Sunday, April 10, 2016

passive aggressive you say?

Passive aggression is under-diagnosed as a relationship problem by marital therapists; maybe because we dismiss it as a “milder” form of aggression, or because “passive aggression” is the default position of many husbands in reaction to their wives’ over-functioning, or maybe our attempts at “therapist neutrality” translate in our offices into benign neglect of victims.

Whatever the reason, passive aggression is a form of exploitation; and we should not ignore it more than any other form of aggression.

It keeps targets on the hook of lateness, interrupted plans and broken promises or other ways of going suddenly incommunicado, repeatedly provoking feelings of abandonment, exasperation and betrayal, often made worse by the denial of any personal accountability by the saboteur.
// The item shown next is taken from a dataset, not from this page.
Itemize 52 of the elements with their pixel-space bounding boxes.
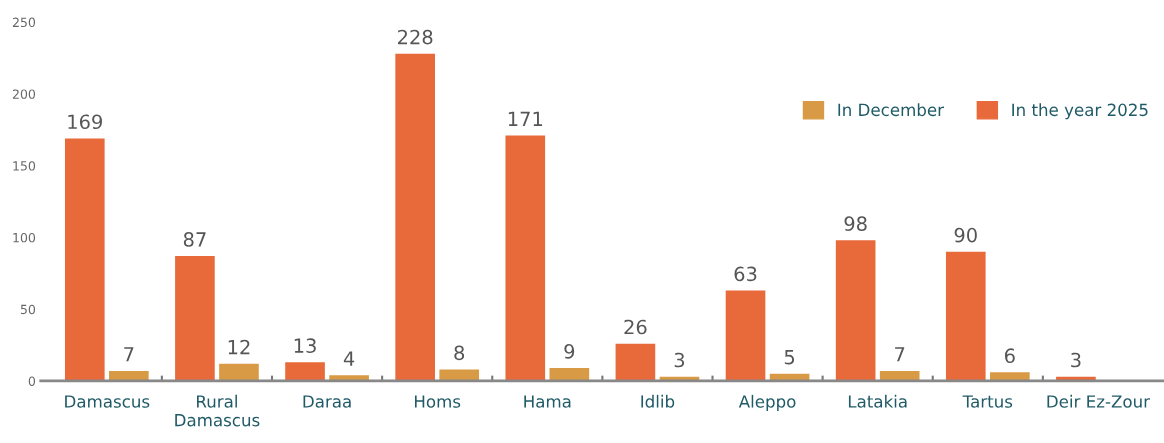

Passive aggressors are constantly explaining their (in)action, apologizing for yet defending their blunders with excuses that boil down to some variation of “it wasn’t my fault” (the car broke down, the bus was late, I got an important phone call, other priorities came up, etc.) which, in their eyes, makes them beyond reproach.

Targets are trapped in a Catch-22: if they do not discharge their aggressor of responsibility, or insist on holding him accountable, or if they get angry-- watch out!  He will turn the tables and accuse them of groundlessly attacking him, or engage them in an endless debate on the philosophical meaning of the word “responsibility”, baiting them with hooks that go deeper and deeper, a kind of psychological torture.  But- woe is she who complains- for she will be accused of “reactive abuse”, an explosive but futile attempt at self-defense.

No wonder targets exhibit the same symptoms as battered women: hyper-vigilance, anxiety and depression, insomnia…

Colleagues, wake up!  Please.  Let's be proactive against passive aggression.